Versez ensuite le lait chaud à travers une passoire dans le saladier. C’est un bon réflexe, car cela retire la gousse de vanille et les éventuels petits morceaux. Ajoutez le rhum ambré, puis mélangez encore une minute. L’appareil doit être fluide, presque comme une crème légère.
Beurrez un moule à gratin avec les 25 g de beurre salé. Répartissez les pruneaux égouttés dans le fond. Versez la pâte dessus doucement, pour bien les couvrir. Enfournez pour environ 45 à 50 minutes. Si vous utilisez des moules individuels, réduisez le temps de cuisson.
Les petits gestes qui font toute la différence
Le far breton paraît facile, et il l’est. Mais trois détails comptent beaucoup. D’abord, le lait doit être chaud, pas froid. Sinon, la pâte perd en homogénéité. Ensuite, le mélange doit être bien lisse avant cuisson. Enfin, le moule doit être généreusement beurré pour obtenir une belle croûte.
Vous pouvez aussi laisser le far tiédir avant de le couper. Il se tient mieux et les saveurs sont plus nettes. Chaud, il est très fondant. Froid, il devient plus dense et presque encore meilleur le lendemain.
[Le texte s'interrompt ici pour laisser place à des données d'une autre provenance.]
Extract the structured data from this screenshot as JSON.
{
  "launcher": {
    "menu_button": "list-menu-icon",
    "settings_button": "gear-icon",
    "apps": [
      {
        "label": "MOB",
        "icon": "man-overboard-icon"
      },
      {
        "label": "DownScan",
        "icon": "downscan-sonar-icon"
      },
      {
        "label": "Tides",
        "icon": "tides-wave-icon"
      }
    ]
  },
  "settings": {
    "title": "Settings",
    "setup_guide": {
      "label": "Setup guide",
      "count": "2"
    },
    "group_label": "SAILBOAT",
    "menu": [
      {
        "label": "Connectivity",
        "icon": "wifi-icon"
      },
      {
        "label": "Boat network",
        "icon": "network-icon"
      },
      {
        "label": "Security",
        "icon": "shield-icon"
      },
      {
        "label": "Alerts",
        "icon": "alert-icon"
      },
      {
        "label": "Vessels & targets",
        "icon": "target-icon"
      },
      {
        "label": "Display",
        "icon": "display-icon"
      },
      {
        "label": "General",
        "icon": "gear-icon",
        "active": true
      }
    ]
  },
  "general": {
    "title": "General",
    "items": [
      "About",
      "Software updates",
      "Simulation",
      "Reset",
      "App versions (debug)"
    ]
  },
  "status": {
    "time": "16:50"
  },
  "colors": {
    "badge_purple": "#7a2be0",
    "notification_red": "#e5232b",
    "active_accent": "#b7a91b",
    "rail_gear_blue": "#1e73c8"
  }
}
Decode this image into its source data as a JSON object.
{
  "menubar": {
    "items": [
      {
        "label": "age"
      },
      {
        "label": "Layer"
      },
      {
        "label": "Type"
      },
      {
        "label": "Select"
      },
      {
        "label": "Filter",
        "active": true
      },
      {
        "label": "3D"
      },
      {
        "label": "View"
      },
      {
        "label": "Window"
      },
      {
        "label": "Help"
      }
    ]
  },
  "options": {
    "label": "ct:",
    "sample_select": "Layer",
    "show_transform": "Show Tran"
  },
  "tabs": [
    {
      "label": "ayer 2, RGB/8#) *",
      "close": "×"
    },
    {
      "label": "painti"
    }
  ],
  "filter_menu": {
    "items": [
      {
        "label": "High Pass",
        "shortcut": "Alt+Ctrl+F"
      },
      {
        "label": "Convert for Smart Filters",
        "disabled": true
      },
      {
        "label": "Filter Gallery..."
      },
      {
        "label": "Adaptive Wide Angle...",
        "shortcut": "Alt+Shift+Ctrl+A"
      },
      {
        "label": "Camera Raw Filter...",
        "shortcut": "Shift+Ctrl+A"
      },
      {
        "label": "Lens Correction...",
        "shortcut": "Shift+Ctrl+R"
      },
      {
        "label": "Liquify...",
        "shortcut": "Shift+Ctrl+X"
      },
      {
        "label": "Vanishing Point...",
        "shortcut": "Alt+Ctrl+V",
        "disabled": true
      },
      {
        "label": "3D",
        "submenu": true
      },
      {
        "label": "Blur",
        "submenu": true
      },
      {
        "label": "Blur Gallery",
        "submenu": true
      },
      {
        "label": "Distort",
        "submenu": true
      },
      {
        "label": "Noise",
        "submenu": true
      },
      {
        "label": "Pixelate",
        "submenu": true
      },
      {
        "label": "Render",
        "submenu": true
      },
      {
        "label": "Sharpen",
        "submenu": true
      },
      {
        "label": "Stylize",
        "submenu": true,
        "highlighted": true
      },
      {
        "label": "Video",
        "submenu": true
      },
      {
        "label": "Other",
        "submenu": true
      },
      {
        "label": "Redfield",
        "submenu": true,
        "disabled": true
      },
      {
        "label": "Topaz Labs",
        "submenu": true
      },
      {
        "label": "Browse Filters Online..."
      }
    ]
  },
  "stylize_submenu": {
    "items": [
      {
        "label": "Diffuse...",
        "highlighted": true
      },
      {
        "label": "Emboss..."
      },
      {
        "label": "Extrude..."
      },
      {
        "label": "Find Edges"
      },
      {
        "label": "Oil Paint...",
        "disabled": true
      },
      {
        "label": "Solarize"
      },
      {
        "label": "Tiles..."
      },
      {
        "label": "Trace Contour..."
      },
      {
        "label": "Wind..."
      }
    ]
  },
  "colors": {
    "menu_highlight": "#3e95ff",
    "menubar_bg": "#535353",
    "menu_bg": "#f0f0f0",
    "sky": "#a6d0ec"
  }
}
Faut-il garder les noyaux des pruneaux
C’est une vieille question qui revient souvent. Dans certaines familles, on aime les pruneaux avec noyau, un peu comme pour le clafoutis aux cerises. L’idée est simple. Le noyau garde le fruit plus parfumé et donne un côté plus authentique à la dégustation.
Mais dans la pratique, beaucoup préfèrent les pruneaux dénoyautés. C’est plus simple, surtout si vous servez le dessert à plusieurs personnes. À vous de voir selon votre envie du jour. L’important, c’est d’avoir des pruneaux bien moelleux et savoureux.
Avec quoi servir le far breton
Le far breton se suffit souvent à lui-même. Mais il s’accorde très bien avec un thé noir corsé ou un petit verre de rhum pour les adultes. Si vous voulez une version plus douce, une boule de glace vanille peut aussi faire merveille.
Il est parfait pour un goûter simple, un dessert de fin de repas ou même un brunch du week-end. Et s’il vous en reste, gardez-le au frais. Il prend encore plus de goût le lendemain.
Une recette traditionnelle, mais pas figée
La vraie force du far breton, c’est qu’il accepte quelques variations sans perdre son âme. Far de sarrasin ou farine de blé, avec ou sans rhum, avec pruneaux entiers ou en morceaux. La base reste la même. C’est un dessert humble, généreux, et franchement attachant.
Alors oui, on peut dire que c’est la seule et unique tradition bretonne. En réalité, c’est surtout une recette qui traverse le temps sans se démoder. Et quand vous sortez ce plat du four, doré et parfumé, vous comprenez vite pourquoi.